Tenh Chea, Romeas Hek district governor, said the operation was set in motion when National Military Police Commander Sao Sokha visited the pagoda for a groundbreaking ceremony on a dining hall at the pagoda on January 12. Mr. Chea said General Sokha asked CMAC to inspect the area the day before the ceremony.

CMAC director Heng Ratana claimed that the agency had only learned of the barrels a few days ago. “CMAC just received this information a week ago,” he said. “You should not be concerned about that.”

Since Mr. Trump was elected in November, Prime Minister Hun Sen has taken every opportunity possible to mention the destruction wrought by the U.S. bombardment of Cambodia between 1965 and 1973, when it is believed to have dropped 2.75 million tons of ordnance on more than 113,000 Cambodian sites. Casualty estimates range from 5,000 Cambodians to more than half a million.

Arrows show the site of buried unexploded ordnance in an elementary school in Svay Rieng province. (Cambodian Mine Action Center)

“I hope the government of Mr. Donald Trump will think about the debt Cambodia owes the United States from the Khmer Republic of General Lon Nol. Should the debt be canceled?” Mr. Hun Sen asked rhetorically in his opening remarks at last month’s Sea Festival in Sihanoukville.

“It is difficult for us to tell Cambodians to accept debt to buy bombs and bullets to kill Cambodian people.”

Mr.

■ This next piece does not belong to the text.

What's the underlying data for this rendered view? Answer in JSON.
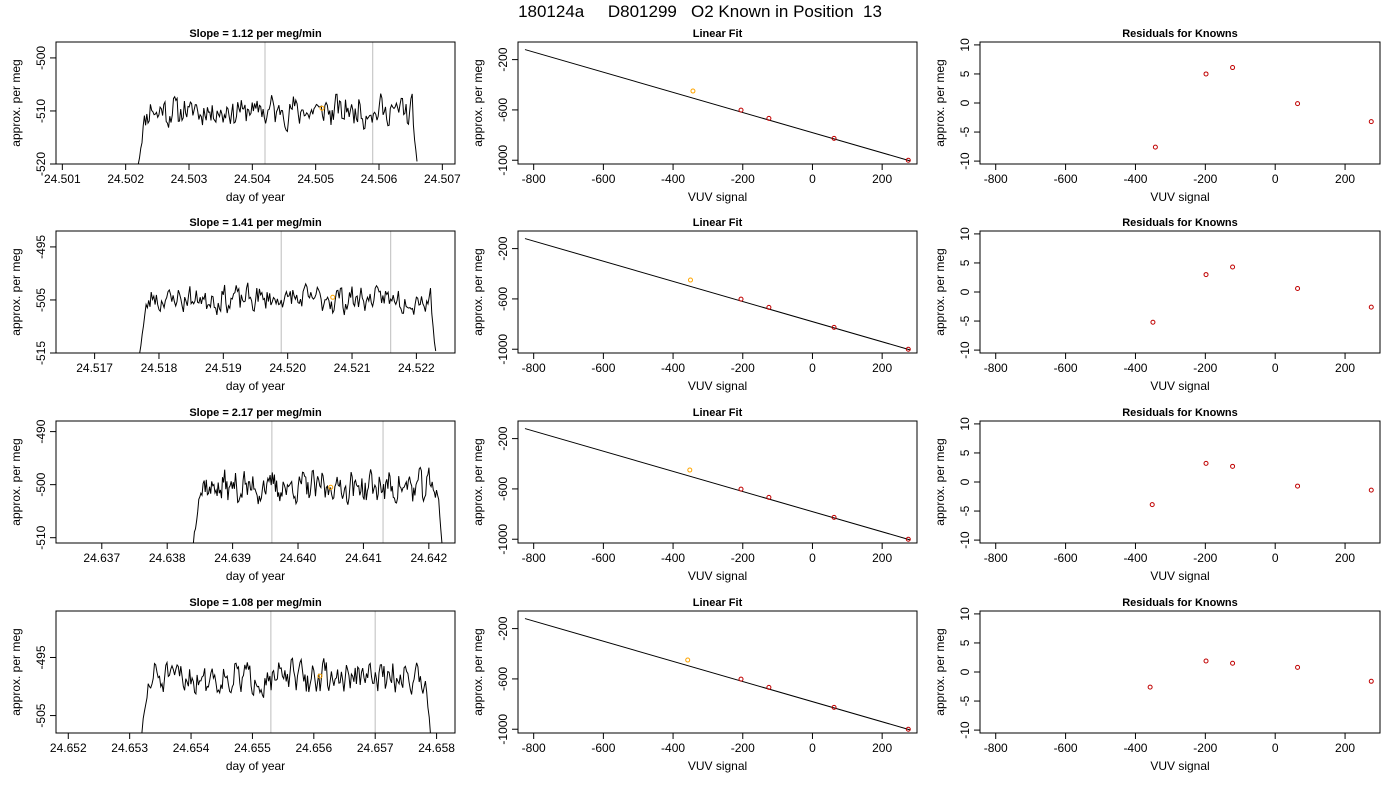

Hun Sen sent the same message last week during a panel discussion at the World Economic Forum in Davos, Switzerland.

“America entirely invaded, that is the real story,” he said. “Now there are lots of leftover bombs, unexploded ordnance of America, so America should pay more to Cambodia, Vietnam and Laos to take responsibility, but they don’t. They have demanded our debt as victims of war.”

David Josar, deputy spokesman at the U.S. Embassy in Phnom Penh, said the U.S. had invested $114 million over the past 20 years to remove landmines, educate at-risk populations and support victims, adding that U.S. policy regarding the Lon Nol-era debt had been “consistent.”

“Cambodia’s bilateral debt to the United States is a long-standing topic of conversation and something we would like to see resolved,” he said in an email. “However, additional discussions are needed before we are able to move forward on this topic.”

Between 1972 and 1974, the U.S. Agriculture Department financed $274 million in purchases of U.S. cotton, rice and flour by the U.S.-backed Khmer Republic, allowing Lon Nol’s government to focus its own financial resources on its fight against a communist insurgency. With fees accrued over the decades, Cambodia’s government was on the hook for $445 million in 2009, according to the U.S. State Department.

Kem Monovithya, deputy public affairs director for the opposition CNRP, said the ruling party’s strategy of publicly attacking the U.S. over the debt was unlikely to make it go away.

“CPP government throwing tantrums or bashing at the US is not going to help their US debt forgiveness request,” she said in an email. “The CPP government has never been helpful in supporting either US interests or values around here. I see no prospect that the US would cancel the debt anytime soon.”